We, as Americans, have the privilege and responsibility to vote and influence the way we are governed. Whenever I remind myself that women in the United States have only been able to participate in this process for 100 years, I am, once again, taken aback by that reality.
The American Experience Series, produced by PBS, has a multi segment documentary called The Vote. It chronicles suffrage in the United States and touches on the movement’s link to England. It began in the 1840’s and continued over three quarters of a century. With historical photographs, written documents, letters, and dialogue from experts, I was given the opportunity to travel with women who in many cases devoted their entire adult lives to this fight. I learned a great deal as I viewed this documentary. It was not a short account (remember, it covered the better part of a century) but it was so well done that I watched with great interest.
I was reminded that before this movement began, women had little experience, if any, in politics. They were home makers and mothers, who did not work outside the home. Very few women were unmarried. Women had no legal standing, could not own land, and found the doors to universities closed to them.

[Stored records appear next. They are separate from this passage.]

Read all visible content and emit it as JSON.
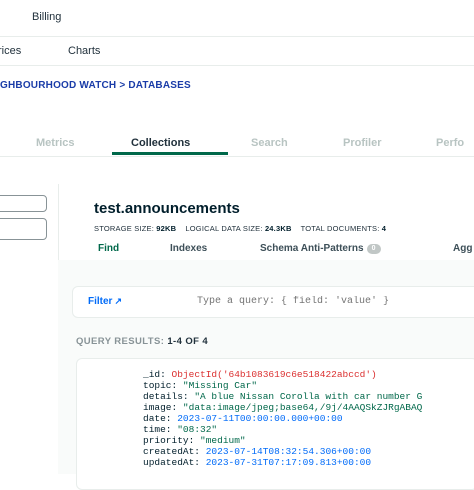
{
  "topbar": {
    "billing": "Billing"
  },
  "subnav": {
    "services": "rices",
    "charts": "Charts"
  },
  "breadcrumb": "GHBOURHOOD WATCH > DATABASES",
  "tabs": [
    {
      "label": "Metrics"
    },
    {
      "label": "Collections"
    },
    {
      "label": "Search"
    },
    {
      "label": "Profiler"
    },
    {
      "label": "Perfo"
    }
  ],
  "collection": {
    "namespace": "test.announcements",
    "storage_label": "STORAGE SIZE:",
    "storage_value": "92KB",
    "logical_label": "LOGICAL DATA SIZE:",
    "logical_value": "24.3KB",
    "total_label": "TOTAL DOCUMENTS:",
    "total_value": "4"
  },
  "subtabs": {
    "find": "Find",
    "indexes": "Indexes",
    "schema": "Schema Anti-Patterns",
    "schema_badge": "0",
    "agg": "Agg"
  },
  "filter": {
    "label": "Filter",
    "placeholder": "Type a query: { field: 'value' }"
  },
  "results": {
    "label": "QUERY RESULTS:",
    "range": "1-4 OF 4"
  },
  "document": {
    "id_key": "_id:",
    "id_value": "ObjectId('64b1083619c6e518422abccd')",
    "topic_key": "topic:",
    "topic_value": "\"Missing Car\"",
    "details_key": "details:",
    "details_value": "\"A blue Nissan Corolla with car number G",
    "image_key": "image:",
    "image_value": "\"data:image/jpeg;base64,/9j/4AAQSkZJRgABAQ",
    "date_key": "date:",
    "date_value": "2023-07-11T00:00:00.000+00:00",
    "time_key": "time:",
    "time_value": "\"08:32\"",
    "priority_key": "priority:",
    "priority_value": "\"medium\"",
    "created_key": "createdAt:",
    "created_value": "2023-07-14T08:32:54.306+00:00",
    "updated_key": "updatedAt:",
    "updated_value": "2023-07-31T07:17:09.813+00:00"
  }
}
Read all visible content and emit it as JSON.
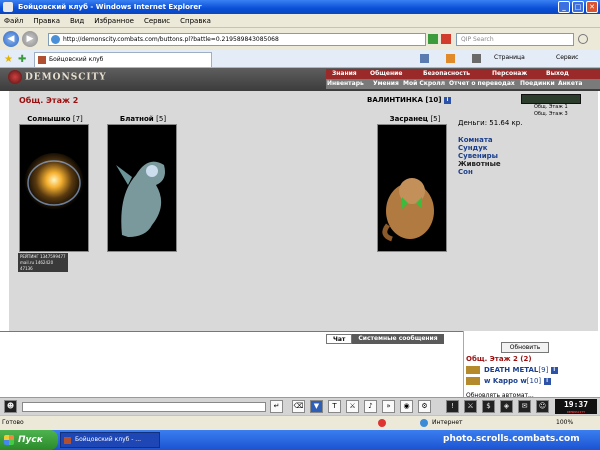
{
  "window": {
    "title": "Бойцовский клуб - Windows Internet Explorer",
    "minimize": "_",
    "maximize": "□",
    "close": "✕"
  },
  "menu": [
    "Файл",
    "Правка",
    "Вид",
    "Избранное",
    "Сервис",
    "Справка"
  ],
  "nav": {
    "url": "http://demonscity.combats.com/buttons.pl?battle=0.219589843085068",
    "search_placeholder": "QIP Search"
  },
  "tab": {
    "title": "Бойцовский клуб",
    "page_label": "Страница",
    "tools_label": "Сервис"
  },
  "game_header": {
    "logo": "DEMONSCITY",
    "nav_row1": [
      "Знания",
      "Общение",
      "Безопасность",
      "Персонаж",
      "Выход"
    ],
    "nav_row2": [
      "Инвентарь",
      "Умения",
      "Мой Скролл",
      "Отчет о переводах",
      "Поединки",
      "Анкета"
    ]
  },
  "location": {
    "title": "Общ. Этаж 2",
    "player_name": "ВАЛИНТИНКА",
    "player_level": "[10]",
    "money": "Деньги: 51.64 кр.",
    "exits": [
      "Общ. Этаж 1",
      "Общ. Этаж 3"
    ],
    "links": [
      "Комната",
      "Сундук",
      "Сувениры",
      "Животные",
      "Сон"
    ]
  },
  "npcs": [
    {
      "name": "Солнышко",
      "level": "[7]"
    },
    {
      "name": "Блатной",
      "level": "[5]"
    },
    {
      "name": "Засранец",
      "level": "[5]"
    }
  ],
  "rating": {
    "line1": "РЕЙТИНГ 1347599477",
    "line2": "mail.ru 1462420",
    "line3": "47136"
  },
  "chat": {
    "tab_chat": "Чат",
    "tab_system": "Системные сообщения"
  },
  "sidebar": {
    "refresh": "Обновить",
    "title": "Общ. Этаж 2 (2)",
    "users": [
      {
        "name": "DEATH METAL",
        "level": "[9]"
      },
      {
        "name": "w Kappo w",
        "level": "[10]"
      }
    ],
    "auto_update": "Обновлять автомат..."
  },
  "clock": {
    "time": "19:37",
    "sub": "DEMONSCITY"
  },
  "statusbar": {
    "status": "Готово",
    "zone": "Интернет",
    "zoom": "100%"
  },
  "taskbar": {
    "start": "Пуск",
    "item": "Бойцовский клуб - ...",
    "watermark": "photo.scrolls.combats.com"
  }
}
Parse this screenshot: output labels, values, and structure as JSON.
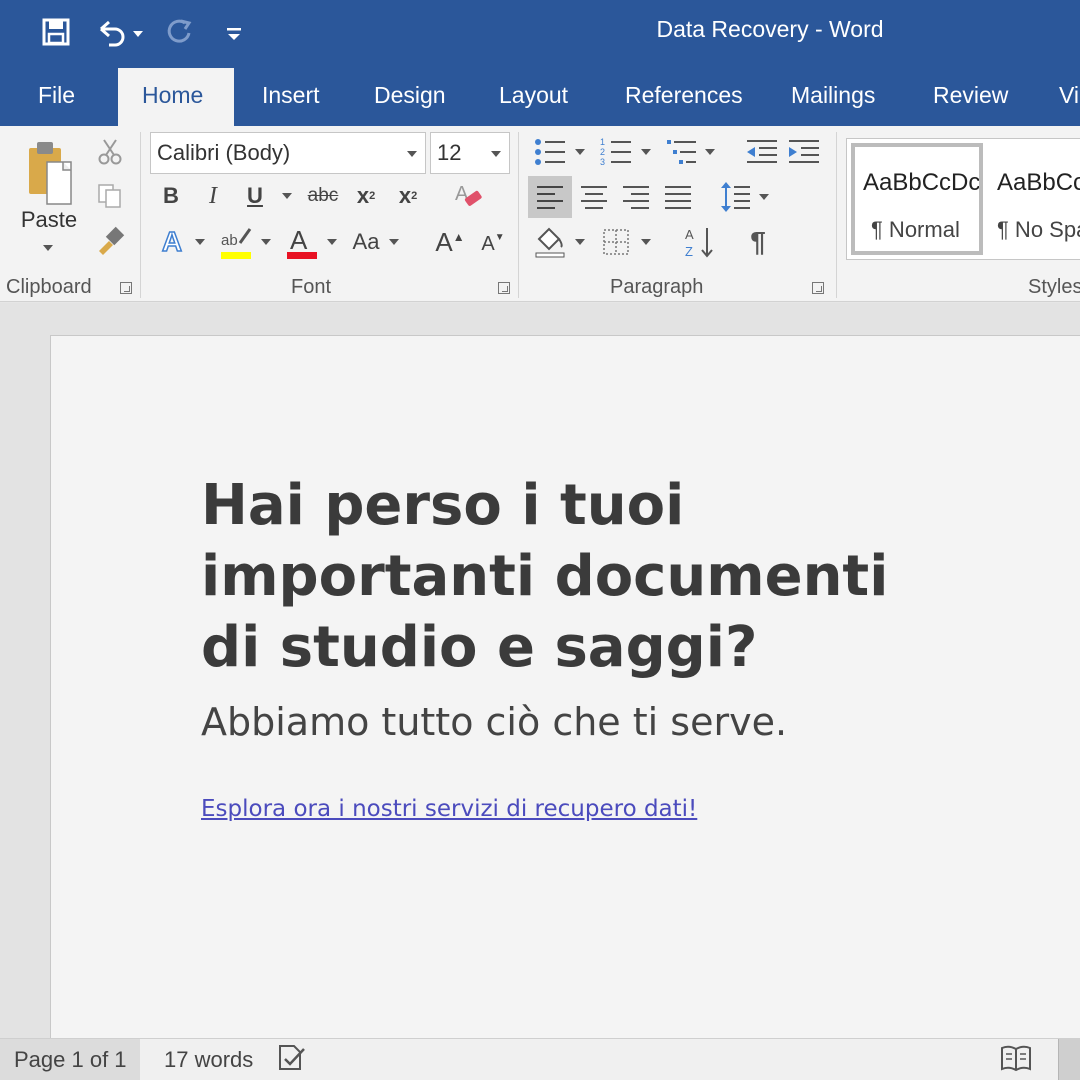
{
  "window": {
    "title": "Data Recovery - Word",
    "accent": "#2b579a"
  },
  "quick_access": {
    "icons": [
      "save-icon",
      "undo-icon",
      "redo-icon",
      "customize-icon"
    ]
  },
  "tabs": [
    {
      "label": "File"
    },
    {
      "label": "Home",
      "active": true
    },
    {
      "label": "Insert"
    },
    {
      "label": "Design"
    },
    {
      "label": "Layout"
    },
    {
      "label": "References"
    },
    {
      "label": "Mailings"
    },
    {
      "label": "Review"
    },
    {
      "label": "Vi"
    }
  ],
  "ribbon": {
    "clipboard": {
      "label": "Clipboard",
      "paste_label": "Paste"
    },
    "font": {
      "label": "Font",
      "font_name": "Calibri (Body)",
      "font_size": "12",
      "bold": "B",
      "italic": "I",
      "underline": "U",
      "strikethrough": "abc",
      "subscript": "x",
      "superscript": "x",
      "change_case": "Aa",
      "grow_font": "A",
      "shrink_font": "A",
      "text_effects": "A",
      "font_color": "A",
      "highlight_color": "#ffff00",
      "font_color_value": "#e81123"
    },
    "paragraph": {
      "label": "Paragraph"
    },
    "styles": {
      "label": "Styles",
      "items": [
        {
          "sample": "AaBbCcDc",
          "name": "¶ Normal"
        },
        {
          "sample": "AaBbCc",
          "name": "¶ No Spa"
        }
      ]
    }
  },
  "document": {
    "headline_lines": [
      "Hai perso i tuoi",
      "importanti documenti",
      "di studio e saggi?"
    ],
    "subheading": "Abbiamo tutto ciò che ti serve.",
    "link": "Esplora ora i nostri servizi di recupero dati!"
  },
  "status": {
    "page": "Page 1 of 1",
    "words": "17 words"
  }
}
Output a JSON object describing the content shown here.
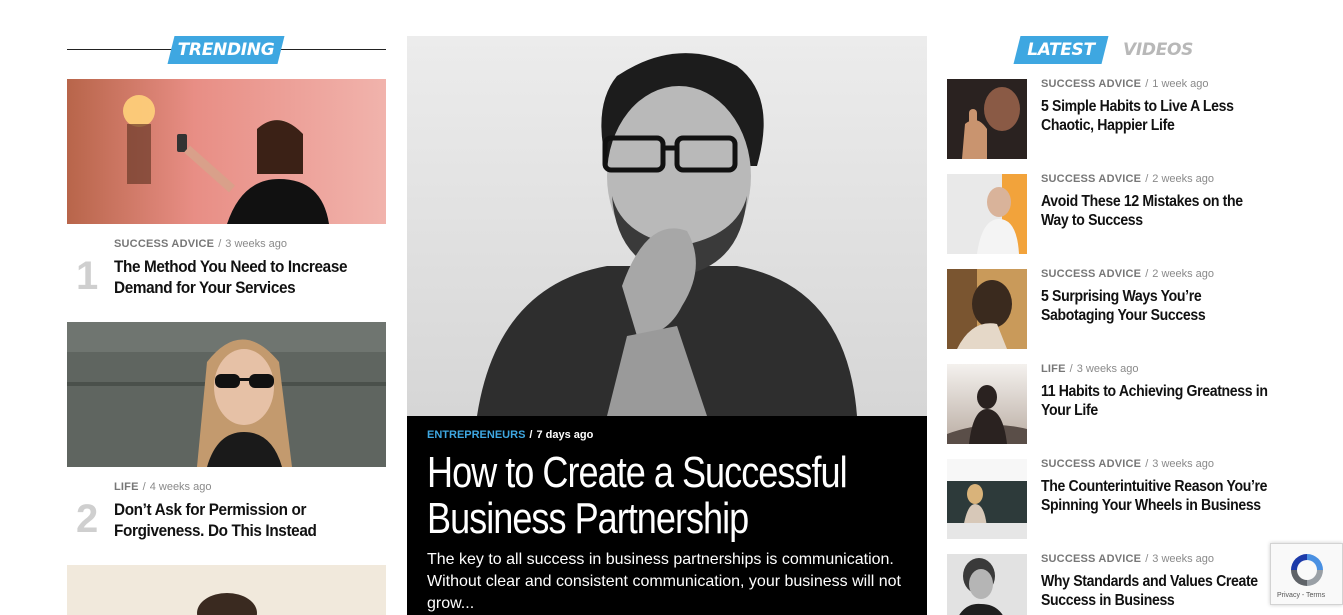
{
  "trending": {
    "label": "TRENDING",
    "items": [
      {
        "rank": "1",
        "category": "SUCCESS ADVICE",
        "time": "3 weeks ago",
        "title": "The Method You Need to Increase Demand for Your Services"
      },
      {
        "rank": "2",
        "category": "LIFE",
        "time": "4 weeks ago",
        "title": "Don’t Ask for Permission or Forgiveness. Do This Instead"
      }
    ]
  },
  "feature": {
    "category": "ENTREPRENEURS",
    "time": "7 days ago",
    "title": "How to Create a Successful Business Partnership",
    "excerpt": "The key to all success in business partnerships is communication. Without clear and consistent communication, your business will not grow..."
  },
  "tabs": {
    "active": "LATEST",
    "inactive": "VIDEOS"
  },
  "latest": [
    {
      "category": "SUCCESS ADVICE",
      "time": "1 week ago",
      "title": "5 Simple Habits to Live A Less Chaotic, Happier Life"
    },
    {
      "category": "SUCCESS ADVICE",
      "time": "2 weeks ago",
      "title": "Avoid These 12 Mistakes on the Way to Success"
    },
    {
      "category": "SUCCESS ADVICE",
      "time": "2 weeks ago",
      "title": "5 Surprising Ways You’re Sabotaging Your Success"
    },
    {
      "category": "LIFE",
      "time": "3 weeks ago",
      "title": "11 Habits to Achieving Greatness in Your Life"
    },
    {
      "category": "SUCCESS ADVICE",
      "time": "3 weeks ago",
      "title": "The Counterintuitive Reason You’re Spinning Your Wheels in Business"
    },
    {
      "category": "SUCCESS ADVICE",
      "time": "3 weeks ago",
      "title": "Why Standards and Values Create Success in Business"
    }
  ],
  "recaptcha": {
    "links": "Privacy - Terms"
  },
  "colors": {
    "accent": "#3ea7e1",
    "feature_bg": "#000000"
  }
}
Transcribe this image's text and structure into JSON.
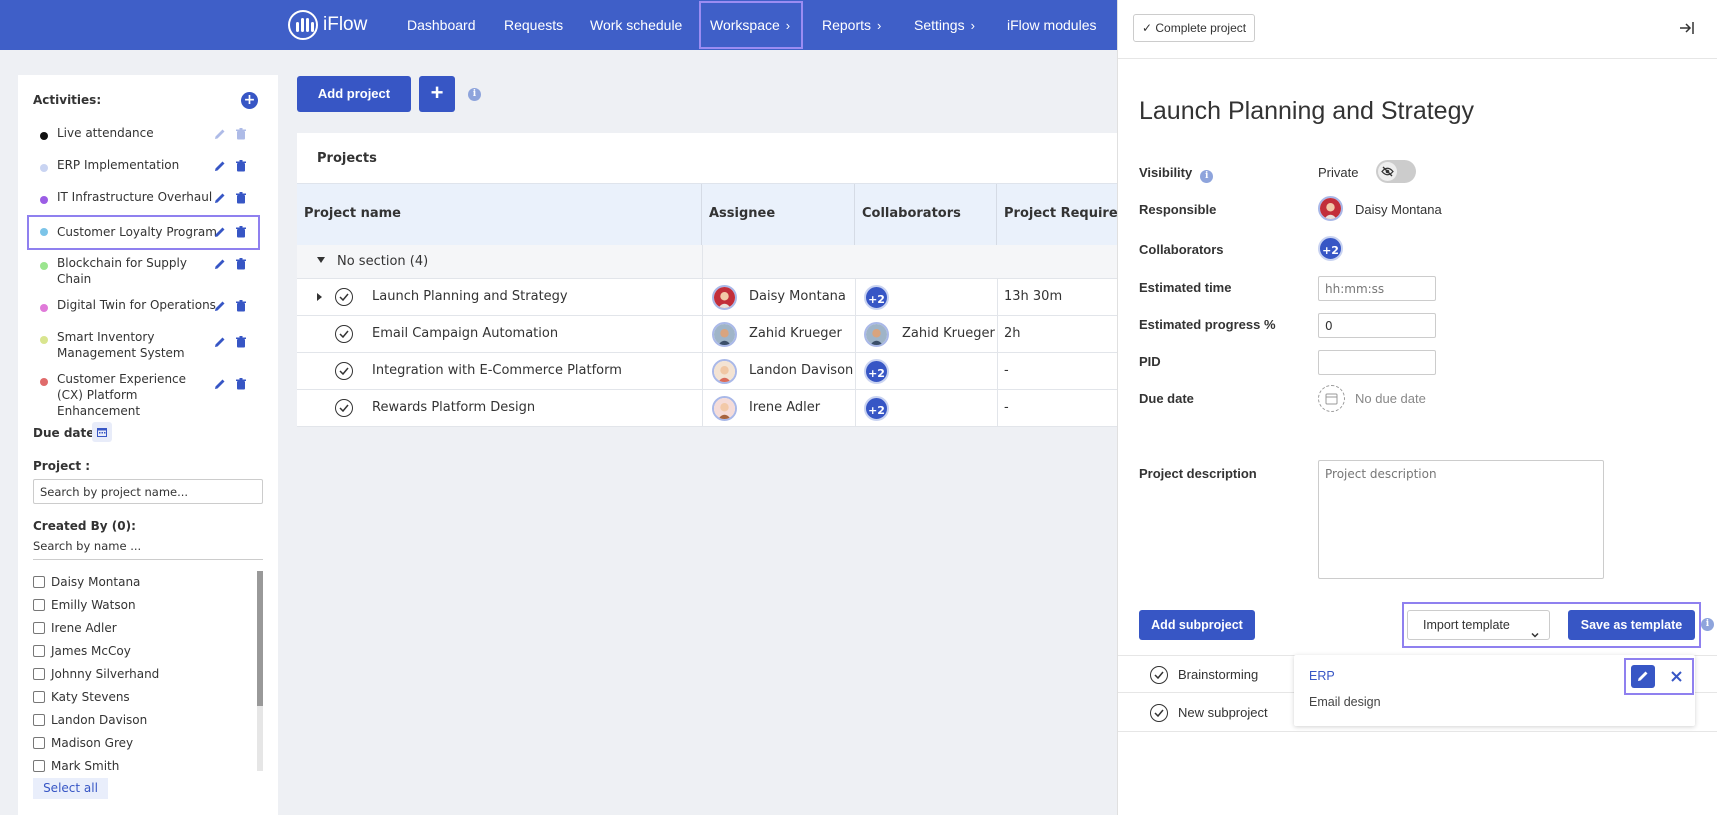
{
  "app": {
    "logo_text": "iFlow"
  },
  "nav": {
    "items": [
      {
        "label": "Dashboard"
      },
      {
        "label": "Requests"
      },
      {
        "label": "Work schedule"
      },
      {
        "label": "Workspace",
        "has_chevron": true,
        "active": true
      },
      {
        "label": "Reports",
        "has_chevron": true
      },
      {
        "label": "Settings",
        "has_chevron": true
      },
      {
        "label": "iFlow modules"
      }
    ]
  },
  "sidebar": {
    "activities_label": "Activities:",
    "activities": [
      {
        "name": "Live attendance",
        "color": "#111111",
        "disabled": true
      },
      {
        "name": "ERP Implementation",
        "color": "#c9d4f2"
      },
      {
        "name": "IT Infrastructure Overhaul",
        "color": "#9b5de5"
      },
      {
        "name": "Customer Loyalty Program",
        "color": "#7cc4e8",
        "selected": true
      },
      {
        "name": "Blockchain for Supply Chain",
        "color": "#9be58f"
      },
      {
        "name": "Digital Twin for Operations",
        "color": "#e07ad9"
      },
      {
        "name": "Smart Inventory Management System",
        "color": "#d9e58f"
      },
      {
        "name": "Customer Experience (CX) Platform Enhancement",
        "color": "#e06b6b"
      }
    ],
    "due_date_label": "Due date:",
    "project_label": "Project :",
    "project_placeholder": "Search by project name...",
    "created_by_label": "Created By (0):",
    "name_search_placeholder": "Search by name ...",
    "users": [
      "Daisy Montana",
      "Emilly Watson",
      "Irene Adler",
      "James McCoy",
      "Johnny Silverhand",
      "Katy Stevens",
      "Landon Davison",
      "Madison Grey",
      "Mark Smith"
    ],
    "select_all_label": "Select all"
  },
  "main": {
    "add_project_label": "Add project",
    "add_icon_label": "+",
    "info_label": "i",
    "panel_title": "Projects",
    "columns": [
      "Project name",
      "Assignee",
      "Collaborators",
      "Project Required"
    ],
    "section_label": "No section (4)",
    "rows": [
      {
        "name": "Launch Planning and Strategy",
        "assignee": "Daisy Montana",
        "collab_badge": "+2",
        "required": "13h 30m",
        "expandable": true
      },
      {
        "name": "Email Campaign Automation",
        "assignee": "Zahid Krueger",
        "collab_name": "Zahid Krueger",
        "required": "2h"
      },
      {
        "name": "Integration with E-Commerce Platform",
        "assignee": "Landon Davison",
        "collab_badge": "+2",
        "required": "-"
      },
      {
        "name": "Rewards Platform Design",
        "assignee": "Irene Adler",
        "collab_badge": "+2",
        "required": "-"
      }
    ]
  },
  "detail": {
    "complete_label": "Complete project",
    "title": "Launch Planning and Strategy",
    "visibility_label": "Visibility",
    "visibility_value": "Private",
    "responsible_label": "Responsible",
    "responsible_value": "Daisy Montana",
    "collaborators_label": "Collaborators",
    "collaborators_badge": "+2",
    "estimated_time_label": "Estimated time",
    "estimated_time_placeholder": "hh:mm:ss",
    "estimated_progress_label": "Estimated progress %",
    "estimated_progress_value": "0",
    "pid_label": "PID",
    "pid_value": "",
    "due_date_label": "Due date",
    "due_date_value": "No due date",
    "description_label": "Project description",
    "description_placeholder": "Project description",
    "add_subproject_label": "Add subproject",
    "import_template_label": "Import template",
    "save_template_label": "Save as template",
    "subprojects": [
      "Brainstorming",
      "New subproject"
    ],
    "template_options": [
      "ERP",
      "Email design"
    ]
  },
  "colors": {
    "primary": "#3756c5",
    "nav_bg": "#3f5fc8",
    "highlight": "#8f80ef"
  }
}
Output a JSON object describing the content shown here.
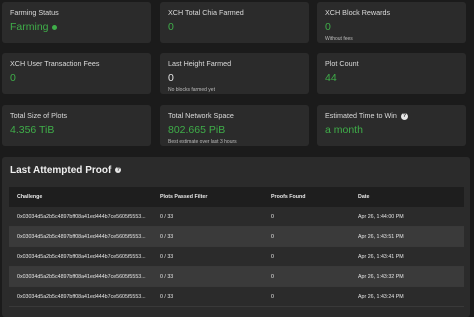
{
  "cards": [
    {
      "label": "Farming Status",
      "value": "Farming",
      "sub": ""
    },
    {
      "label": "XCH Total Chia Farmed",
      "value": "0",
      "sub": ""
    },
    {
      "label": "XCH Block Rewards",
      "value": "0",
      "sub": "Without fees"
    },
    {
      "label": "XCH User Transaction Fees",
      "value": "0",
      "sub": ""
    },
    {
      "label": "Last Height Farmed",
      "value": "0",
      "sub": "No blocks farmed yet"
    },
    {
      "label": "Plot Count",
      "value": "44",
      "sub": ""
    },
    {
      "label": "Total Size of Plots",
      "value": "4.356 TiB",
      "sub": ""
    },
    {
      "label": "Total Network Space",
      "value": "802.665 PiB",
      "sub": "Best estimate over last 3 hours"
    },
    {
      "label": "Estimated Time to Win",
      "value": "a month",
      "sub": ""
    }
  ],
  "colors": {
    "green": "#3fae49",
    "card": "#2b2b2b",
    "background": "#1b1b1b"
  },
  "proof": {
    "title": "Last Attempted Proof",
    "columns": [
      "Challenge",
      "Plots Passed Filter",
      "Proofs Found",
      "Date"
    ],
    "rows": [
      {
        "challenge": "0x03034d5a2b5c4897bff08a41ed444b7ce5605f5553...",
        "plots": "0 / 33",
        "proofs": "0",
        "date": "Apr 26, 1:44:00 PM"
      },
      {
        "challenge": "0x03034d5a2b5c4897bff08a41ed444b7ce5605f5553...",
        "plots": "0 / 33",
        "proofs": "0",
        "date": "Apr 26, 1:43:51 PM"
      },
      {
        "challenge": "0x03034d5a2b5c4897bff08a41ed444b7ce5605f5553...",
        "plots": "0 / 33",
        "proofs": "0",
        "date": "Apr 26, 1:43:41 PM"
      },
      {
        "challenge": "0x03034d5a2b5c4897bff08a41ed444b7ce5605f5553...",
        "plots": "0 / 33",
        "proofs": "0",
        "date": "Apr 26, 1:43:32 PM"
      },
      {
        "challenge": "0x03034d5a2b5c4897bff08a41ed444b7ce5605f5553...",
        "plots": "0 / 33",
        "proofs": "0",
        "date": "Apr 26, 1:43:24 PM"
      }
    ]
  }
}
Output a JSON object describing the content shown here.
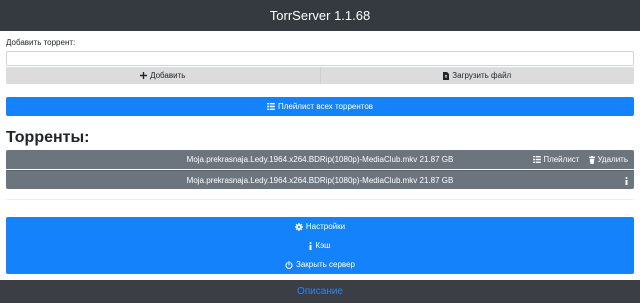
{
  "header": {
    "title": "TorrServer 1.1.68"
  },
  "add_torrent": {
    "label": "Добавить торрент:",
    "input_value": "",
    "add_button": "Добавить",
    "upload_button": "Загрузить файл"
  },
  "playlist_all_button": "Плейлист всех торрентов",
  "torrents_section": {
    "title": "Торренты:",
    "items": [
      {
        "title": "Moja.prekrasnaja.Ledy.1964.x264.BDRip(1080p)-MediaClub.mkv 21.87 GB",
        "playlist_label": "Плейлист",
        "delete_label": "Удалить"
      }
    ],
    "files": [
      {
        "title": "Moja.prekrasnaja.Ledy.1964.x264.BDRip(1080p)-MediaClub.mkv 21.87 GB"
      }
    ]
  },
  "settings_panel": {
    "settings_button": "Настройки",
    "cache_button": "Кэш",
    "shutdown_button": "Закрыть сервер"
  },
  "footer": {
    "link": "Описание"
  },
  "colors": {
    "primary": "#1483fb",
    "secondary": "#6c757d",
    "header_bg": "#343a40",
    "link": "#1e88ff"
  },
  "icons": [
    "plus-icon",
    "file-upload-icon",
    "list-icon",
    "trash-icon",
    "info-icon",
    "gear-icon",
    "power-icon"
  ]
}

The movement officially began in 1848 with the first public pronouncement lead by Elizabeth Cady Stanton in Seneca Falls, NY. Throughout the journey that followed, many factions formed, sometimes at odds with one another’s approach to gain voting rights. The movement met opposition from groups such as social conservatives who saw this as an unhealthy change in the social order, religious conservatives who believed this change went against the will of God, and the projected anxieties of some men imagining women’s lack of political experience to be detrimental and a threat to their power and authority.
The documentary also presents the links between suffrage, temperance, social reform and post-civil war rights. The time overlap of the various causes often stifled the progress of the suffrage movement. Western states ratified voting rights early because the women’s vote was needed in sparsely populated states, while middle and eastern states struggled. In 1910, after 64 years, 39 states had not yet passed any legislation.
The struggles, oppositions, fears, frustrations, sacrifices, victories, setbacks, vilifications that women experienced are revealed. Women marched, preached, and cajoled to gain support for their cause. They asked the question “How can we be a democracy if half the nation can’t vote?”
Textbooks say, “Women were given the right to vote.” Nothing could be further from reality. Women were given nothing, they took it.
The Vote reminded me of the hard-fought battle of women who did not give up until all women in 48 states had the legal right to vote. It reinforced not only the importance, but the obligation I have to exercise this right and the power I am afforded by it.